Lawyers like to complain about the billable hours requirements at their firms. A common question seems to be what will count and what won’t. In this line of work, time is money, and many associates want to know if they’re wasting their time.
If the firm makes you go to a professional development event, are you losing out on hours? If you get wrangled into doing pro bono work, are your weekly billables for paid clients going to plummet? And will that ultimately get reflected in your bonus check?
Yesterday, we lamented the fact that we often report on depressing news about the state of the legal profession in this country. Today, we actually have some good news. Jenner & Block realized that their lawyers shouldn’t be toiling away in their
dungeons offices and forgoing pro bono opportunities in order to meet their billable hours requirements.
The firm remembered that this profession is supposed to be about helping the less fortunate, and it has adjusted its policies accordingly….
We received this tip from a reader about the policy change at Jenner & Block:
All work counts. Pro bono, non-pro bono firm work, everything counts towards the billable. They are raising the billable target by 100 hours to 2100, but everything counts.
When we reached out to the firm, the news was confirmed by managing partner Susan C. Levy:
We have not increased our billable hour expectation, which remains the same. What has changed is that we have given full-time associates an annual target of 2100 and all billable, pro bono and most Firm hours (professional and business development, service on Firm Committees, participating in Firm activities) will be considered towards the 2100 hours.
Under our new policy, all pro bono hours and all approved Firm hours count toward our annual target of 2100. Our previous policy provided that only 50 pro bono hours counted. That policy has been replaced. Our new policy – counting all pro bono and approved Firm hours – better reflects our Firm’s extraordinary commitment to client service (paying or pro bono), public service and professional development.

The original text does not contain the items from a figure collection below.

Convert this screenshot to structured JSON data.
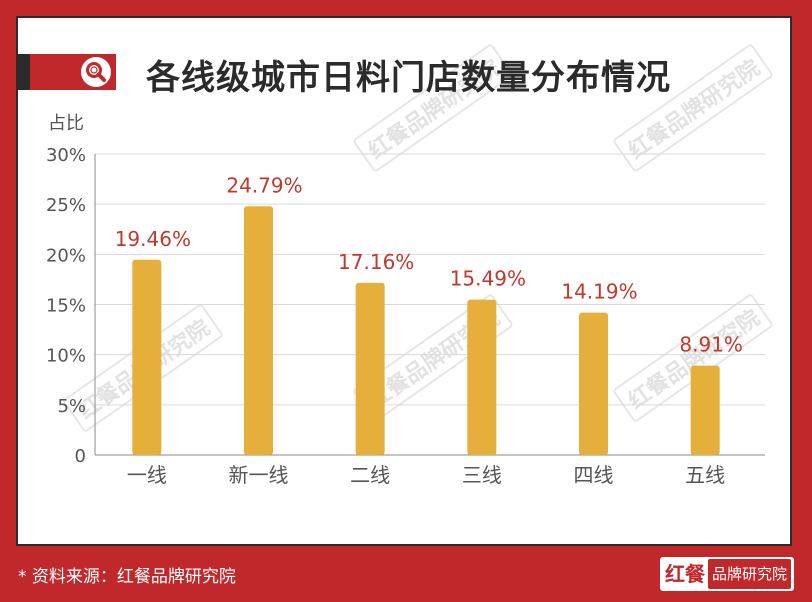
{
  "title": "各线级城市日料门店数量分布情况",
  "footer": {
    "source_note": "* 资料来源：红餐品牌研究院",
    "logo_mark": "红餐",
    "logo_text": "品牌研究院"
  },
  "watermark": "红餐品牌研究院",
  "colors": {
    "background": "#c0282b",
    "bar": "#e6ae3b",
    "label": "#c0392b",
    "axis_text": "#555555",
    "grid": "#d9d9d9"
  },
  "chart_data": {
    "type": "bar",
    "categories": [
      "一线",
      "新一线",
      "二线",
      "三线",
      "四线",
      "五线"
    ],
    "values": [
      19.46,
      24.79,
      17.16,
      15.49,
      14.19,
      8.91
    ],
    "value_labels": [
      "19.46%",
      "24.79%",
      "17.16%",
      "15.49%",
      "14.19%",
      "8.91%"
    ],
    "ylabel": "占比",
    "ylim": [
      0,
      30
    ],
    "yticks": [
      0,
      5,
      10,
      15,
      20,
      25,
      30
    ],
    "ytick_labels": [
      "0",
      "5%",
      "10%",
      "15%",
      "20%",
      "25%",
      "30%"
    ],
    "grid": true
  }
}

This sounds pretty great. Maybe associates will actually have time to sleep in their Duxiana beds at their neglected apartments for once.
Or perhaps they’ll have more incentive to work on pro bono matters — an area of strength for Jenner historically. Last year, the firm was honored by the American Lawyer as the number one firm in the country for pro bono work, for the third year in a row. We previously wrote about a noteworthy Jenner pro bono matter, in which then-associate Lindsay Harrison got to argue before the U.S. Supreme Court — in a case that she ultimately won.
Let’s turn to our readers for comment. Did Jenner & Block just start a trend? Are there any fine-print aspects to this policy that should be noted? How does the new and improved Jenner approach compare to what your firm does?